Segundo os valores democráticos convencionais, os eleitores são os grandes atores de uma votação, pois esta seria a sua principal oportunidade para influir nos destinos do país. Pelo menos é isto que dizem os livros, mas, na prática, as campanhas eleitorais foram transformadas em competições em que o importante é saber quem está na frente e quem tem chances de ganhar.
É a velha imagem da corrida de cavalos, criada pela imprensa norte-americana há mais de 50 anos e que continua válida até hoje, tanto lá como cá. Esta simplificação extrema do processo eleitoral é uma conseqüência direta das estratégias dos candidatos e da política editorial da imprensa — que invariavelmente reduz a cobertura da campanha à briga pela pole position nas pesquisas de intenção de voto.
O resultado é o abandono, em maior ou menor escala, da informação sobre as posições, preocupações e desejos dos eleitores. É raríssimo encontrar um jornal, revista, emissora rádio ou TV que vá às comunidades sociais para investigar o que elas estão pensando, abra espaços para os debates que acontecem dentro delas e crie uma interface entre o público e os candidatos.
O resultado é que o eleitor acaba por sentir-se um mero espectador num processo em que ele deveria ser o protagonista, se fosse levada em conta a retórica democrática. Daí uma das mais prováveis razões do desinteresse crescente do cidadão pelas eleições, vistas cada vez mais como mais do mesmo.
Na última metade dos anos 1990 houve uma tentativa de reduzir a apatia e a abstenção eleitoral nos Estados Unidos por meio de um projeto chamado Jornalismo Cívico, nascido no meio universitário e que depois obteve recursos do Centro Pew e a adesão de cerca de 30 jornais regionais norte-americanos.
A proposta era simples.

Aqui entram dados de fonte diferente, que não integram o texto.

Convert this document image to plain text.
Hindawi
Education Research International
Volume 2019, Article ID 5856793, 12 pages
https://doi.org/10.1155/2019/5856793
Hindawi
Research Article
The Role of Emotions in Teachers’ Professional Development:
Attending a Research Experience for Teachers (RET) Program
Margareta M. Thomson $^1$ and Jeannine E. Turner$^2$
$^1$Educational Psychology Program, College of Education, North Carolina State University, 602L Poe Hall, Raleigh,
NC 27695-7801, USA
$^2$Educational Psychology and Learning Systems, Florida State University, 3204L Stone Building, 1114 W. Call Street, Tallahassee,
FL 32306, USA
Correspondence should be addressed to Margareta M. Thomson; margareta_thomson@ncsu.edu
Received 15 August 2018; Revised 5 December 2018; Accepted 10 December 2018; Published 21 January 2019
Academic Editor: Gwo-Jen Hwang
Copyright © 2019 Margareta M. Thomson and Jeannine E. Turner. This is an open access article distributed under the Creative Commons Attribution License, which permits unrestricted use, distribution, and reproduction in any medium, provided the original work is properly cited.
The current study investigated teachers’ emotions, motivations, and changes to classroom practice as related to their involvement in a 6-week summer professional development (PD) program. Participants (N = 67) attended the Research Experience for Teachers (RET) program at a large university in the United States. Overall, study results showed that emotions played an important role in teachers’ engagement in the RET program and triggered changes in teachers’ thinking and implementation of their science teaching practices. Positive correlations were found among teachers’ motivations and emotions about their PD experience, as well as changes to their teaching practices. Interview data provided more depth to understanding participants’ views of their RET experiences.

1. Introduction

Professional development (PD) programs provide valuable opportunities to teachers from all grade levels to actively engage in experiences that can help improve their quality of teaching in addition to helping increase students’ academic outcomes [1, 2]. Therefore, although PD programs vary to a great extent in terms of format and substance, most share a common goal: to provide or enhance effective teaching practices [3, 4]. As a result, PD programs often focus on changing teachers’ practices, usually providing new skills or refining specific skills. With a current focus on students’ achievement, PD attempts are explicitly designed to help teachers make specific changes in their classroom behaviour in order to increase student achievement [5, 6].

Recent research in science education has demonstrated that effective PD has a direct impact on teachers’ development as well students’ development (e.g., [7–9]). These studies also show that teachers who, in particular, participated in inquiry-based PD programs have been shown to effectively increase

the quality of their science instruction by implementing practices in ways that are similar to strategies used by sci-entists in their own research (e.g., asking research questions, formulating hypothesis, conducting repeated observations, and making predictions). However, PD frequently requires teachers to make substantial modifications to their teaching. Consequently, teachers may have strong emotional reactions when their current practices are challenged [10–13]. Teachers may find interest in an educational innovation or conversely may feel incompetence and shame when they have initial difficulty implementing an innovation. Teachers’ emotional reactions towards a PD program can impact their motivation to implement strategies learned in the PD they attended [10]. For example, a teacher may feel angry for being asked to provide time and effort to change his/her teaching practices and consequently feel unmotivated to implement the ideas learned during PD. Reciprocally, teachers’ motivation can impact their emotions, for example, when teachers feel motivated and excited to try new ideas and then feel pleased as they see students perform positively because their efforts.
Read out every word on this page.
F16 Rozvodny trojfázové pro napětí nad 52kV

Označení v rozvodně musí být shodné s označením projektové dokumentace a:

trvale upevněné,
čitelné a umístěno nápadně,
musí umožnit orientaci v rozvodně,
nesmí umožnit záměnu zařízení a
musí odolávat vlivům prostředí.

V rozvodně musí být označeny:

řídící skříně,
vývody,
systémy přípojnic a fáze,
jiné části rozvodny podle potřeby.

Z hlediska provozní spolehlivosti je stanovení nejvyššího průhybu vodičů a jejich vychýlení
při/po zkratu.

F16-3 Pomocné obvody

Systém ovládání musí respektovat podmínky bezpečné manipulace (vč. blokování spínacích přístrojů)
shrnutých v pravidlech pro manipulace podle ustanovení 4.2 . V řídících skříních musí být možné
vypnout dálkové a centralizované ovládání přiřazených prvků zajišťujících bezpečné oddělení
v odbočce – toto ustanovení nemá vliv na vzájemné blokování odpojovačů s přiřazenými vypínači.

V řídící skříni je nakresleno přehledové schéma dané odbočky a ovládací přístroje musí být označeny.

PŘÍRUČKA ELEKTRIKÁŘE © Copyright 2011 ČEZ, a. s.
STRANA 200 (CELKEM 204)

Em vez de cobrir os candidatos, os jornais passaram a dar espaços para as comunidades urbanas expressarem opiniões sobre os seus problemas, sobre a campanha e os partidos. Além disso, jornais começaram a promover audiências públicas para as quais os candidatos eram convocados a discutir com a população uma agenda montada pelos repórteres e editores.
O Centro Pew de Jornalismo Cívico (hoje inativo) chegou a colocar 10 milhões de dólares no projeto que tinha como principal referencial as eleições presidenciais norte-americanas de 1996 e de 2000. Mas, apesar dos esforços da fundação, de intelectuais como o professor de jornalismo Jay Rosen e dos editores de jornais, a proposta do jornalismo cívico acabou não prosperando.
Houve uma forte oposição dos grandes jornais como The New York Times, The Washington Post e Wall Street Journal, que rotularam o projeto como um envolvimento indevido do jornalismo na política, contrariando as normas de isenção e imparcialidade. Houve muito debate, mas acabou prevalecendo a tendência do não envolvimento com os eleitores, a pretexto de preservar a independência das redações.
Hoje esses argumentos perderam boa parte de sua consistência na medida em que os eleitores começam a encontrar outros meios, como os blogs, twits, comunidades sociais e fóruns online, para expressar suas preocupações e apatia diante de mais uma edição da corrida eleitoral protagonizada por candidatos, tribunais e pela imprensa, aqui no Brasil.
Mantendo-se fiel à rotina, os jornais perdem uma oportunidade única para procurar uma aproximação com os eleitores num momento em que cresce o número de jovens que abandonam a mídia convencional como fonte de informações. A opção preferencial pela cobertura dos candidatos feita pela maioria dos jornais brasileiros parece mais vinculada à rotina interna e uma vinculação atávica com a disputa pelo poder, do que por uma atitude lógica.